Citigroup assembled a new AI Infrastructure Banking team last month, staffed with investment bankers whose job is not to use AI internally but to win advisory mandates from AI companies raising capital, doing M&A, and building data centre infrastructure. The team is positioned to capture fees from what is effectively an entirely new industry's capital markets activity — the OpenAI $110 billion rounds, the data centre construction bonds, the infrastructure SPACs. It is a classic Wall Street move: when a new industry generates enough transaction volume, build a specialist team to advise it. That Citigroup is doing this now, at this scale, is a useful signal of how large the AI capital markets opportunity has become.
The mirror image of that move is happening on the other side. xAI recently went to Bloomberg with news that it is hiring Wall Street credit analysts, portfolio managers, distressed investors, and leveraged loan specialists — not to build AI products for finance, but to teach Grok how finance actually works. The goal is genuine domain expertise in the structures and conventions of credit markets, which are notoriously opaque, heavily reliant on unstructured data, and resistant to the kind of automation that has transformed equities trading. Teaching an AI model to understand a leveraged loan covenant package or a distressed bond situation requires the people who know those things at a granular level.
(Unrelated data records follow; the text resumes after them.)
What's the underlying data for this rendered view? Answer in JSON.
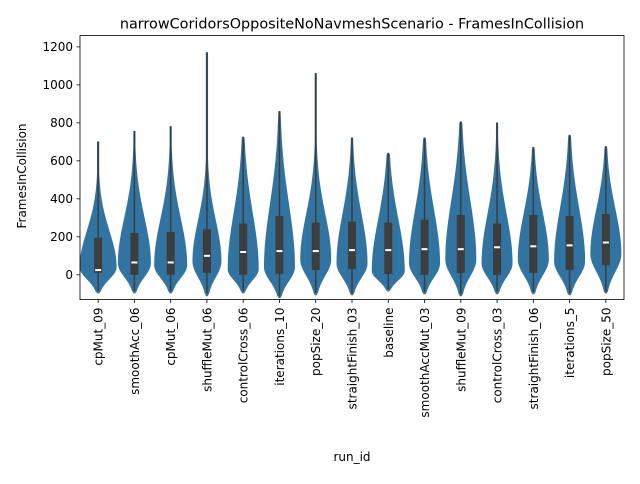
{
  "chart_data": {
    "type": "violin",
    "title": "narrowCoridorsOppositeNoNavmeshScenario - FramesInCollision",
    "xlabel": "run_id",
    "ylabel": "FramesInCollision",
    "ylim": [
      -130,
      1260
    ],
    "yticks": [
      0,
      200,
      400,
      600,
      800,
      1000,
      1200
    ],
    "grid": false,
    "legend": "none",
    "colors": {
      "violin": "#3274a1",
      "box": "#3d3d3d",
      "median": "#ffffff",
      "axis": "#000000"
    },
    "categories": [
      "cpMut_09",
      "smoothAcc_06",
      "cpMut_06",
      "shuffleMut_06",
      "controlCross_06",
      "iterations_10",
      "popSize_20",
      "straightFinish_03",
      "baseline",
      "smoothAccMut_03",
      "shuffleMut_09",
      "controlCross_03",
      "straightFinish_06",
      "iterations_5",
      "popSize_50"
    ],
    "series": [
      {
        "category": "cpMut_09",
        "min": -95,
        "q1": 10,
        "median": 25,
        "q3": 195,
        "max": 700,
        "whisker_high": 420,
        "mode": 40,
        "max_density_width": 36
      },
      {
        "category": "smoothAcc_06",
        "min": -95,
        "q1": 0,
        "median": 65,
        "q3": 220,
        "max": 755,
        "whisker_high": 540,
        "mode": 60,
        "max_density_width": 32
      },
      {
        "category": "cpMut_06",
        "min": -95,
        "q1": 0,
        "median": 65,
        "q3": 225,
        "max": 780,
        "whisker_high": 540,
        "mode": 50,
        "max_density_width": 32
      },
      {
        "category": "shuffleMut_06",
        "min": -110,
        "q1": 10,
        "median": 100,
        "q3": 240,
        "max": 1170,
        "whisker_high": 500,
        "mode": 70,
        "max_density_width": 28
      },
      {
        "category": "controlCross_06",
        "min": -95,
        "q1": 0,
        "median": 120,
        "q3": 270,
        "max": 725,
        "whisker_high": 620,
        "mode": 30,
        "max_density_width": 30
      },
      {
        "category": "iterations_10",
        "min": -120,
        "q1": 5,
        "median": 125,
        "q3": 310,
        "max": 860,
        "whisker_high": 700,
        "mode": 40,
        "max_density_width": 30
      },
      {
        "category": "popSize_20",
        "min": -105,
        "q1": 25,
        "median": 125,
        "q3": 275,
        "max": 1060,
        "whisker_high": 560,
        "mode": 80,
        "max_density_width": 30
      },
      {
        "category": "straightFinish_03",
        "min": -105,
        "q1": 30,
        "median": 130,
        "q3": 280,
        "max": 720,
        "whisker_high": 580,
        "mode": 60,
        "max_density_width": 30
      },
      {
        "category": "baseline",
        "min": -85,
        "q1": 5,
        "median": 130,
        "q3": 275,
        "max": 640,
        "whisker_high": 560,
        "mode": 20,
        "max_density_width": 32
      },
      {
        "category": "smoothAccMut_03",
        "min": -100,
        "q1": 0,
        "median": 135,
        "q3": 290,
        "max": 720,
        "whisker_high": 620,
        "mode": 60,
        "max_density_width": 30
      },
      {
        "category": "shuffleMut_09",
        "min": -110,
        "q1": 10,
        "median": 135,
        "q3": 315,
        "max": 805,
        "whisker_high": 700,
        "mode": 80,
        "max_density_width": 30
      },
      {
        "category": "controlCross_03",
        "min": -100,
        "q1": 0,
        "median": 145,
        "q3": 270,
        "max": 800,
        "whisker_high": 580,
        "mode": 60,
        "max_density_width": 30
      },
      {
        "category": "straightFinish_06",
        "min": -100,
        "q1": 10,
        "median": 150,
        "q3": 315,
        "max": 670,
        "whisker_high": 570,
        "mode": 80,
        "max_density_width": 30
      },
      {
        "category": "iterations_5",
        "min": -105,
        "q1": 25,
        "median": 155,
        "q3": 310,
        "max": 735,
        "whisker_high": 630,
        "mode": 70,
        "max_density_width": 30
      },
      {
        "category": "popSize_50",
        "min": -95,
        "q1": 50,
        "median": 170,
        "q3": 320,
        "max": 675,
        "whisker_high": 580,
        "mode": 110,
        "max_density_width": 30
      }
    ]
  }
}
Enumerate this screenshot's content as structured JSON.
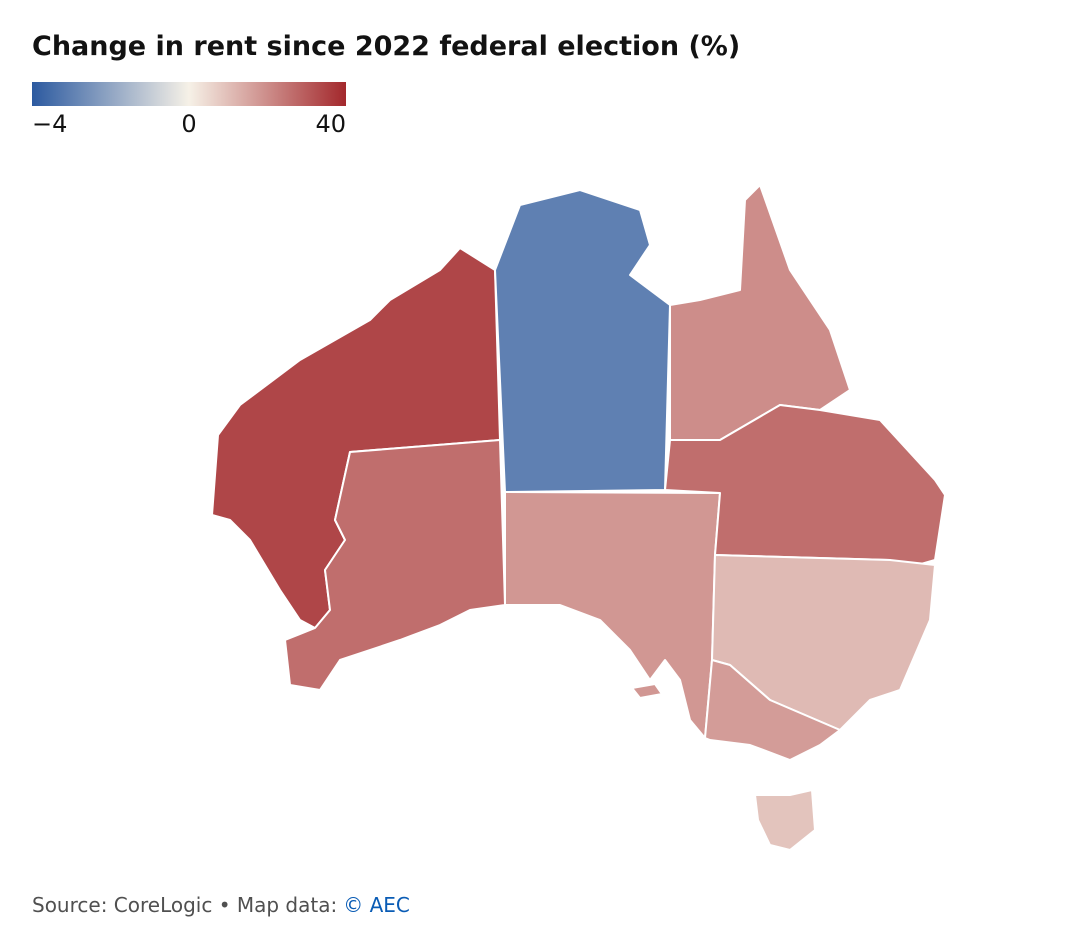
{
  "map": {
    "title": "Change in rent since 2022 federal election (%)",
    "legend": {
      "ticks": [
        {
          "value": -4,
          "label": "−4"
        },
        0,
        40
      ],
      "colors": [
        "#2c5aa0",
        "#f6f1e7",
        "#a3282c"
      ]
    },
    "values": [
      34,
      26,
      -3,
      18,
      20,
      26,
      11,
      17,
      9,
      18
    ],
    "source": "Source: CoreLogic • Map data:",
    "source_link": "© AEC"
  }
}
Hence the hiring.
JPMorgan's head of fixed income, Pranav Jhamna, made the case in March for why credit specifically is the right frontier: credit markets are "the last frontier when it comes to market automation," characterised by bespoke documents, private negotiations, and data that exists in PDFs and emails rather than in structured feeds. Equity markets have been largely automated for decades. Credit has resisted because the relevant information is unstructured and context-dependent in ways that previous generations of automation could not handle. Generative AI, which can parse and reason over unstructured text, changes that calculus — potentially dramatically. JPMorgan is positioning itself to be the institution that captures that shift internally, not just through advisory mandates.
Goldman Sachs is already further along. The bank has been working with embedded Anthropic engineers to build autonomous agents for trade accounting, transaction reconciliation, and client onboarding — areas where the work is high-volume, rule-governed, and currently requires significant human labour that could plausibly be automated. The framing in Goldman's communications has been careful — "early stages," "co-development," gradual deployment — but the direction is clear. Goldman is not waiting to see how AI changes finance. It is trying to be the institution that uses AI to reduce the cost structure of its own operations before its competitors do.
What is interesting about these four moves in parallel — Citigroup advising AI companies, xAI learning from Wall Street, JPMorgan targeting credit automation, Goldman deploying Claude in back-office operations — is that they describe the same phenomenon from four different vantage points. The boundary between financial services and AI is dissolving. AI companies are becoming large enough to be significant financial market participants (they raise more capital than most industries). Financial institutions are becoming significant AI deployers (they have the data, the capital, and the incentive). And the expertise required to operate in this boundary zone — understanding both how credit markets work and how large language models process unstructured text — is scarce and being competed for aggressively.
The practical question is which institutions end up capturing the most value from this transition. Citigroup's advisory play is the most defensive: fees from advising the winners, regardless of who wins. Goldman's internal deployment play is the most aggressive: using AI to reduce operating costs before the cost savings become table stakes. JPMorgan's credit automation ambition is the longest-horizon bet, but credit markets are large enough that even partial automation would be enormously valuable. xAI's move is the most uncertain: hiring Wall Street expertise to teach a model finance is a plausible strategy, but "teaching" a model domain expertise is not the same as actually having it, and the models trained this way will face competitors who have been operating in credit markets for decades. The race is real; the outcome is genuinely uncertain.